David Letterman’s farewell show on NBC in the summer of 1993 had one sit down guest, Tom Hanks, who gave an incredible comical interview, perhaps highlighted by his digression on old Elvis movies, of which he’s a fan. He indicated that “Viva Las Vegas” had been his favorite Elvis movie until he saw “Roustabout”, which rocketed to the top spot, and which I found interesting because my two favorite Elvis movies would be exactly reversed. As it happens, both films were released in 1964, six months apart, and each one, in its own way, inhabits the disparate nature of his cinematic oeuvre. The former is emblematic of his sixties output, the travelogue films, as they are sometimes called, commissioned by producer Hal Wallis as fluffy movie star vehicles in exotic locales. And even if that’s all “Viva” is, it’s still his best movie star vehicle, with some great songs and set pieces and legit molten lava chemistry with Ann-Margret. The latter, on the other hand, was an attempt to re-create the rebellious spark of the Elvis movies from the 50’s.

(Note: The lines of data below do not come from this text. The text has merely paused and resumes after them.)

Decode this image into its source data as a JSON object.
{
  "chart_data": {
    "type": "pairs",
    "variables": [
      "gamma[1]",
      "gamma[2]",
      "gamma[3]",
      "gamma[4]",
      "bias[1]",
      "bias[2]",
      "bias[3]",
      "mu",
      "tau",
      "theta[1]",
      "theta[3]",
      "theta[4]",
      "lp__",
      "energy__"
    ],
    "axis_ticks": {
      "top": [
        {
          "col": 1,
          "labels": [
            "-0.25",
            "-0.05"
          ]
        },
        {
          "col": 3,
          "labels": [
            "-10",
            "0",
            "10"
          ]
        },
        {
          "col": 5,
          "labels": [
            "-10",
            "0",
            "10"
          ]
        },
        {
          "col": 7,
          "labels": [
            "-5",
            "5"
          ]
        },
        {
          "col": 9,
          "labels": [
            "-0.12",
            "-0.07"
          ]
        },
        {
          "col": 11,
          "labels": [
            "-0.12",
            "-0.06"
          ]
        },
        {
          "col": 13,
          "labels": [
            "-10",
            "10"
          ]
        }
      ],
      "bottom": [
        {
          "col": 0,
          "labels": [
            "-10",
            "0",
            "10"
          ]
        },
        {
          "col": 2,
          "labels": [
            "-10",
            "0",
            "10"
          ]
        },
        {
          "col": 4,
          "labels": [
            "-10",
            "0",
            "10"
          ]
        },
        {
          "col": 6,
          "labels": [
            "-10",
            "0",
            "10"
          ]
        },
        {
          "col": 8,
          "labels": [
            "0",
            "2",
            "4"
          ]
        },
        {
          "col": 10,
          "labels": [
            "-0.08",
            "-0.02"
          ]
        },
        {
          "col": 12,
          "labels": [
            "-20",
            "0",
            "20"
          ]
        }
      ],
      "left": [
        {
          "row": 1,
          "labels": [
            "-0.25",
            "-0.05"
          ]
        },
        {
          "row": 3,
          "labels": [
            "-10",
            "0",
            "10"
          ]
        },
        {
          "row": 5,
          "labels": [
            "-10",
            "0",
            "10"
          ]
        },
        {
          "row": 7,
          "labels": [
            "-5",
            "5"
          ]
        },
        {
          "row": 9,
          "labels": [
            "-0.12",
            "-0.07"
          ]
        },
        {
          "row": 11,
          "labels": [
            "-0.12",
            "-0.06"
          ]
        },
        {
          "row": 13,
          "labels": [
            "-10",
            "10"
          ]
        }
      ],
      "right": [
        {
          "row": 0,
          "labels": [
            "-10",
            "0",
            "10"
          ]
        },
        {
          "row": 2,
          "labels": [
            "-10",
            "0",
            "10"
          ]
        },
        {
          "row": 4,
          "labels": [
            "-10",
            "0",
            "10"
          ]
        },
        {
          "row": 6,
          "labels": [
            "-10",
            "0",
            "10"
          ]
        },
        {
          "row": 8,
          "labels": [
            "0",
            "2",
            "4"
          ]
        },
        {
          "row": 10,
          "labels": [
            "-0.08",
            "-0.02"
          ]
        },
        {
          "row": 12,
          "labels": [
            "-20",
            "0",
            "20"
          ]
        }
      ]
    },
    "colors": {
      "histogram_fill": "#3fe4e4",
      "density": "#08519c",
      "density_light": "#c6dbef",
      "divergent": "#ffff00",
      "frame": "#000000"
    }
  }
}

But whereas that spark in the 50’s was more a product of youthful swagger, in “Roustabout” it is brewed with anger.
His character, Charlie Rogers, is written as an orphan, which has aroused the anger, which is conveyed in the opening scene where, making his living as a musical performer, he is confronted by a few bratty college kids representing the pretensions of polite society for which Charlie Rogers has no time. “I’ve seen more action in a zoo,” says one brat. “From which side of the cage, pal?” demands Charlie, which is one of the all-time Elvis movie comebacks. This leads to a brawl which lands Charlie in jail before he gets sprung by a waitress at the club where he plays, though if she thinks this’ll curry favor, she’s wrong. “Just because you bailed me out doesn’t mean you own me,” he intones, a shot that was probably aimed at Wallis and Colonel Tom Parker more than the actual character.
The same thing more or less takes place not long after, when Charlie rides his motorcycle up alongside jeep on the highway to flirt with the pretty young girl, Cathy (Joan Freeman), in back. Her father, Joe (Leif Erickson), doesn’t take kindly to this Elvis-ish ingrate and runs him off the road, damaging his ride and his guitar. Ye gods. But Joe’s wife Maggie (Barbara Stanwyck) intervenes, promising to pay for repairs, and when Charlie agrees, he finds himself whisked away into their world, one of a traveling carnival...a struggling traveling carnival, that is, which Elvis helps rescue from the financial doldrums, as he must, with a little rock ‘n’ roll.
This plot, like most every Elvis movie plot ever, really doesn’t inspire. Charlie’s sour dynamic with Joe never finds a genuine charge and his romance with Cathy never really ignites, not that it matters. Emotionally, it’s less about Freeman than Stanwyck, who convincingly emits a care for this young rebel in her charge, even as the two bicker. Elvis, obviously, was nowhere near the actor that Stanwyck was, but when he was actually cast opposite an actor, someone who could really throw down, Elvis would throw down too, and it would benefit him immensely, as it does here. He’s engaged, and because he is, he entertains.
It’s an entertainment with an edge, though, one that never really dissipates, even if you keep expecting it to, like these old carnival vanguards will get him to shape up. Elvis often shaped up in his movies, like in “Blue Hawaii”, which I might love but nonetheless gets tripped up when it tries to make Elvis into a moralizing adult. In “Roustabout”, he never softens, not even in the service of the obligatory happy ending, an emotionally static character if there ever was one, and thank goodness. In real life, Elvis didn’t quite go down swinging, of course, but at least here he was still good for a few punches.